Todo o amor de Linkola pode ser sentido em uma clássica reflexão hipotética sua: “O que fazer, quando um navio carregando cem passageiros subitamente naufraga e há apenas um bote salva-vidas? Quando o bote estiver cheio, aqueles que odeiam a vida tentarão enchê-lo com ainda mais pessoas, e afogarão todos. Aqueles que amam e respeitam a vida pegarão o machado do navio e cortarão as mãos extras que tentam se agarrar ao bote”.
Seu livro mais famoso, lançado em 2004, foi “Voisiko elämä voittaa”, lançado como “Can Life Prevail?” em inglês pela Editora Arktos, em nossa língua ficaria aproximadamente como “Poderá a vida prevalecer?”. Essa era a questão fundamental para ele. Como garantir que o ser humano possa seguir vivendo no planeta, vivendo de verdade, com qualidade, de uma forma sustentável que a neurose produtivista-consumista e tecnocrática torna simplesmente impossível.
Há poucas semanas, Linkola foi entrevistado pela última vez, sobre a pandemia do novo coronavírus. Perguntou-se a ele sobre as perspectivas para o futuro próximo, se a pandemia mudava algo, tendo em vista a redução na poluição e no impacto humano sobre o planeta com a quarentena internacional.
O ceticismo de Linkola foi lúcido. “O coronavírus pode desacelerar suavemente a destruição da Terra, mas, uma vez superado, o mesmo modo de vida continuará. Enquanto o progresso e o desenvolvimento econômico forem objetivos humanos fundamentais, salvar o planeta será impossível”, disse o ecologista finlandês.
A “utopia” tenocrática dos progressistas e aceleracionistas vale a pena? O preço a pagar não é alto demais? As TVs de plasma e carros esportivos valem as ondas de suicídio e a proliferação de distúrbios e parafilias?
O pessimismo de Linkola talvez seja intragável para muitos e as suas soluções podem ser vistas como tão inaceitáveis quanto as de Ted Kaczysnki, o famoso “Unabomber”. Mas ninguém pode negar a seriedade e agudeza de suas reflexões. Nenhuma frase dele é irrefletida, não há floreios ou preocupações com o politicamente correto ou com aceitabilidade moral.

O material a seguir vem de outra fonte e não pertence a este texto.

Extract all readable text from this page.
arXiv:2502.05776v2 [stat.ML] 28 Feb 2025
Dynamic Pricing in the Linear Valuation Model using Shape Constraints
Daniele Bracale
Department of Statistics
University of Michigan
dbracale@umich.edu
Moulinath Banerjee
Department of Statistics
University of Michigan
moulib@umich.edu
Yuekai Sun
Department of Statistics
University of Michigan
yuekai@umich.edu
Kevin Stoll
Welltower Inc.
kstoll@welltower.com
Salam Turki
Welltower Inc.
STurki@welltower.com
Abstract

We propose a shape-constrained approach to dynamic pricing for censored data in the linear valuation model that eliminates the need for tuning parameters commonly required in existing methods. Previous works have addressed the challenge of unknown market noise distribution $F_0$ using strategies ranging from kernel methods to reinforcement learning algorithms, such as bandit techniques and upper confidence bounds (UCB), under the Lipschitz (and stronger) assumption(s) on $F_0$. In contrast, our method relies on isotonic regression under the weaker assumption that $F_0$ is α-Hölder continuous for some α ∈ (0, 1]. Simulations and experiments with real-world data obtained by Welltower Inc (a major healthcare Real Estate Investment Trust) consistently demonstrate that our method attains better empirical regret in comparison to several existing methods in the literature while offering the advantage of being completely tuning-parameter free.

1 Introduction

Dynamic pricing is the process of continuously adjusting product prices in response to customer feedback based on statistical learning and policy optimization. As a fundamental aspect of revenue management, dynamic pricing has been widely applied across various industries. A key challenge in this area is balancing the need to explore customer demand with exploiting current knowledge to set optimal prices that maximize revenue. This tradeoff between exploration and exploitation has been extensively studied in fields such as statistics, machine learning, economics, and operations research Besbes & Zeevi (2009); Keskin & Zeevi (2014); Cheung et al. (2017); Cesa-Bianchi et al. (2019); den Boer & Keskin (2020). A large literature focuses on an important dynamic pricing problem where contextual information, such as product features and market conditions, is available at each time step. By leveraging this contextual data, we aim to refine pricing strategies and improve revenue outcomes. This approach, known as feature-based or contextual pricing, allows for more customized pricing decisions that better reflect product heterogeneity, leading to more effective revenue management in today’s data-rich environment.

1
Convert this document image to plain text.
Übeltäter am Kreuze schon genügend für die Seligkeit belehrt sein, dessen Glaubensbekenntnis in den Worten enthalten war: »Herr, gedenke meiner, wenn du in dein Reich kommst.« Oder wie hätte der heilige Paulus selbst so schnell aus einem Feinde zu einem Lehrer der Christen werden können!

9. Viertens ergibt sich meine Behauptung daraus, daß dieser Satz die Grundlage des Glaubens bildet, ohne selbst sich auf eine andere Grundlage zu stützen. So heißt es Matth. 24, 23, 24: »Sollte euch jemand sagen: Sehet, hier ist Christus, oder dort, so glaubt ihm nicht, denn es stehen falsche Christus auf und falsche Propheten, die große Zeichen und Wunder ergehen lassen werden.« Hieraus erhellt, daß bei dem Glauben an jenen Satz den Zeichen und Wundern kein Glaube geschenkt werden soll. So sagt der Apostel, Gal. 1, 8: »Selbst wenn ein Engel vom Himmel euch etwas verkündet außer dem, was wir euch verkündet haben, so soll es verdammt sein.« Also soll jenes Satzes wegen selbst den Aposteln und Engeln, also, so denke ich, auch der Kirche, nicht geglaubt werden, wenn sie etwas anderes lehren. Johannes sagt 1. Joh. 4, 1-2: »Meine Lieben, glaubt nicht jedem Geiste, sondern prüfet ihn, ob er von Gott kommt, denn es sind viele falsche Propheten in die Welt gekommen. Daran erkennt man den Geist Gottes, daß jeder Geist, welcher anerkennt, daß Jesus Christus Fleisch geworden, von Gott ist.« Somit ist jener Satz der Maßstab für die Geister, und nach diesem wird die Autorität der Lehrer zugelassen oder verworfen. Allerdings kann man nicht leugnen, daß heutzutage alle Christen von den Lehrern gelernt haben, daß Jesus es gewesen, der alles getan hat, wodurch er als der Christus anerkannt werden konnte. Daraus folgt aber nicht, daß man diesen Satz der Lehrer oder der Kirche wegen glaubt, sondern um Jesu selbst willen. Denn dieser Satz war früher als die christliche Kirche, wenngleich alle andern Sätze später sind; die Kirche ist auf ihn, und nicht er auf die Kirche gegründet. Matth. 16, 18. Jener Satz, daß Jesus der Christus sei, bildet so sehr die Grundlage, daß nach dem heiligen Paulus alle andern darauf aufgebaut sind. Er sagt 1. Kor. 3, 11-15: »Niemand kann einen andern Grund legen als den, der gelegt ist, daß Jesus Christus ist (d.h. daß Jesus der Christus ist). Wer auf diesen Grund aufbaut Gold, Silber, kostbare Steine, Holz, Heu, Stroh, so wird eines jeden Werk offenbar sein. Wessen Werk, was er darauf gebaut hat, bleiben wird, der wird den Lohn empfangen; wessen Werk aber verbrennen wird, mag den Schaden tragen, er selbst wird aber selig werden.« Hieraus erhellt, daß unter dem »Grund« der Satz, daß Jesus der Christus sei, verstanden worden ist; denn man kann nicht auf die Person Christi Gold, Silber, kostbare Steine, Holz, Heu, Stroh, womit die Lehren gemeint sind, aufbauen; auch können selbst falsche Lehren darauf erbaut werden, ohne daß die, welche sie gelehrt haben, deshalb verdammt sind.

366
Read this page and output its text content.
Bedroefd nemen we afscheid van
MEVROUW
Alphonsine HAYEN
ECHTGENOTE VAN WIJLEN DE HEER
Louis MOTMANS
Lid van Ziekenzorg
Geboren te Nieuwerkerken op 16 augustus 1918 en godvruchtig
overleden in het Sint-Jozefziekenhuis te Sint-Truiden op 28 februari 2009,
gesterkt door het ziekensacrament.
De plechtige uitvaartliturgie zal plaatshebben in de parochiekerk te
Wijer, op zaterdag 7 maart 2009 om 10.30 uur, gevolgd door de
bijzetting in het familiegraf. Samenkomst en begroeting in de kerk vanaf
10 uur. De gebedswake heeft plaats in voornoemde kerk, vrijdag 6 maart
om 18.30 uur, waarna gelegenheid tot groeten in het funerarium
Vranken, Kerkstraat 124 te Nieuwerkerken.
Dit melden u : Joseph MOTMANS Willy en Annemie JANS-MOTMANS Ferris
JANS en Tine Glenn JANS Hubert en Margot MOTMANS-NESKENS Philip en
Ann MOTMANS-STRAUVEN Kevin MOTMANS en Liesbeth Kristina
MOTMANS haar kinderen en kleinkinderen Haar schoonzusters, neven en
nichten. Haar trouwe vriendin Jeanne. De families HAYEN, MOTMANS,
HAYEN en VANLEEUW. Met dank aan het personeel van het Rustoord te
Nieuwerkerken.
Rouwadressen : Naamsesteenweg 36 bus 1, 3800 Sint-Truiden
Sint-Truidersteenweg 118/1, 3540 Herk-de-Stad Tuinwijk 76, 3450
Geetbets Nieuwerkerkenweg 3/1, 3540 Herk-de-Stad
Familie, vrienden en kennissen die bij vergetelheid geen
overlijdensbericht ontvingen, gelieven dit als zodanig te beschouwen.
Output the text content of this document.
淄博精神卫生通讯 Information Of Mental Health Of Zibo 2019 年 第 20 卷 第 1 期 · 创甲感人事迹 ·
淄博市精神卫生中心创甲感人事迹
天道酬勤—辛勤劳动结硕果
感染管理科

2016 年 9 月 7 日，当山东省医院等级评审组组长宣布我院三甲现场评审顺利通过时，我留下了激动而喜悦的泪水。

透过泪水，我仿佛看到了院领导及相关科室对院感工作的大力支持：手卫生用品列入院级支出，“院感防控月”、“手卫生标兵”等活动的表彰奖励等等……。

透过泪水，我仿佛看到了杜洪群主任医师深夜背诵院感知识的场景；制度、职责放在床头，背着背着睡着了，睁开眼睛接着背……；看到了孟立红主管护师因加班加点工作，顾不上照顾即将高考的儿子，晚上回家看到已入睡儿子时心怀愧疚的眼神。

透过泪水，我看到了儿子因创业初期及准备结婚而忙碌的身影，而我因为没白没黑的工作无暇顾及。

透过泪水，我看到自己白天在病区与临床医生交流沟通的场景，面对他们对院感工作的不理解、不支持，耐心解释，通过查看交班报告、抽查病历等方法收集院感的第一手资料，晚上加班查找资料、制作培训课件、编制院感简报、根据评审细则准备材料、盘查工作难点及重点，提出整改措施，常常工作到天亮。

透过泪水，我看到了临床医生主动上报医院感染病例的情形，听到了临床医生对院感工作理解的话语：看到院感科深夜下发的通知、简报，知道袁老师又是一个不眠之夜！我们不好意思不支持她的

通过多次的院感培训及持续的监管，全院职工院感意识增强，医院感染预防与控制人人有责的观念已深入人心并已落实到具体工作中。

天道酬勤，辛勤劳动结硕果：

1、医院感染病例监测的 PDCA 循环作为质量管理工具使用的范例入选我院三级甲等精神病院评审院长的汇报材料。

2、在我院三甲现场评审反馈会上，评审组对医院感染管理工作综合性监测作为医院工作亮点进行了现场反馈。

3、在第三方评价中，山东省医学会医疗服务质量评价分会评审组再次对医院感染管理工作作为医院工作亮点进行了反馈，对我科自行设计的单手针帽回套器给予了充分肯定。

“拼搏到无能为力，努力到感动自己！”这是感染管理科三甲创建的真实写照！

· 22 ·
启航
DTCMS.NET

“Sacrificando bilhões talvez consigamos salvar alguns milhões”, ele comentou uma vez. É tudo muito cristalino e duro, um traço intelectual finlandês. Objeções poderiam ser feitas ao seu misantropismo, não ao seu intelecto.
Linkola é fascinante porque nos apresenta dilemas existenciais gigantescos e praticamente insolúveis. Ele sabia disso. Muitos da “área nacionalista” fazem os seus malabarismos falseando dados para negar o problema da superpopulação e do impacto humano sobre a natureza. É o medo de ter que se deparar com um dilema incomensurável como o que Linkola apresenta.
Para nós, Linkola é uma figura fundamental, mesmo que não necessariamente aceitemos cada linha escrita por ele. Reconhecemos a dura e crua realidade do dilema ecológico, apenas não encontramos ainda a solução adequada para resolvê-lo.
Oramos para que a humanidade encontre essa solução antes que uma catástrofe apocalíptica se abata sobre todos nós.
Uma sugestão: Tradução de seus livros e divulgação.